The extensive analysis results remain significant, providing further support for our initial hypothesis.

ExtensiveAnalysis

4.4 Why Python and Stata Regression Results May Differ

We have found some differences in the regression results output with Stata and Python for the same dataset.

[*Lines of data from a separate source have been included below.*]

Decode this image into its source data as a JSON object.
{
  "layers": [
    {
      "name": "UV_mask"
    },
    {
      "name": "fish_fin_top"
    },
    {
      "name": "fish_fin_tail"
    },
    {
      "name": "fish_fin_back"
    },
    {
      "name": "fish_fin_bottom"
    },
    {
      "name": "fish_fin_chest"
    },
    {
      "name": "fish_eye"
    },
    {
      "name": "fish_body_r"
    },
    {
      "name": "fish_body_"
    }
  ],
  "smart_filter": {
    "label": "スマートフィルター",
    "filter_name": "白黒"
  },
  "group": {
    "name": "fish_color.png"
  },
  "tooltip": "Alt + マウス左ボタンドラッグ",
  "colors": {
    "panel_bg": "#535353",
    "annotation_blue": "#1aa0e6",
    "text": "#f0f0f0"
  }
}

Therefore, consider the following possible reasons:

  1. Data Handling Differences

    • Missing Values: Stata automatically excludes missing values in regression, while Python requires explicit handling (e.g., dropna()).
    • Data Types: Stata may automatically recognize categorical variables, whereas Python requires explicit conversion (e.g., astype('category')).
    • Standardization: Differences in standardization formulas (e.g., sample standard deviation in Stata vs. population standard deviation in Python).
  2. Algorithmic Differences

    • Optimization Methods: Stata and Python may use different optimization algorithms or convergence criteria for estimating regression models.
    • Numerical Precision: Differences in numerical precision or rounding errors can lead to small discrepancies in results.
  3. Statistical analysis Differences

    • Stata professional statistical accuracy: built-in extremely rich and mature statistical analysis program package, in economics, sociology and other fields use Stata.
    • Python statistical expertise is slightly weaker: the statistical module output is not as fine as Stata, and traditional statistical analysis is less convenient, but more versatile when dealing with large amounts of data, cross-domain projects, and customized algorithms.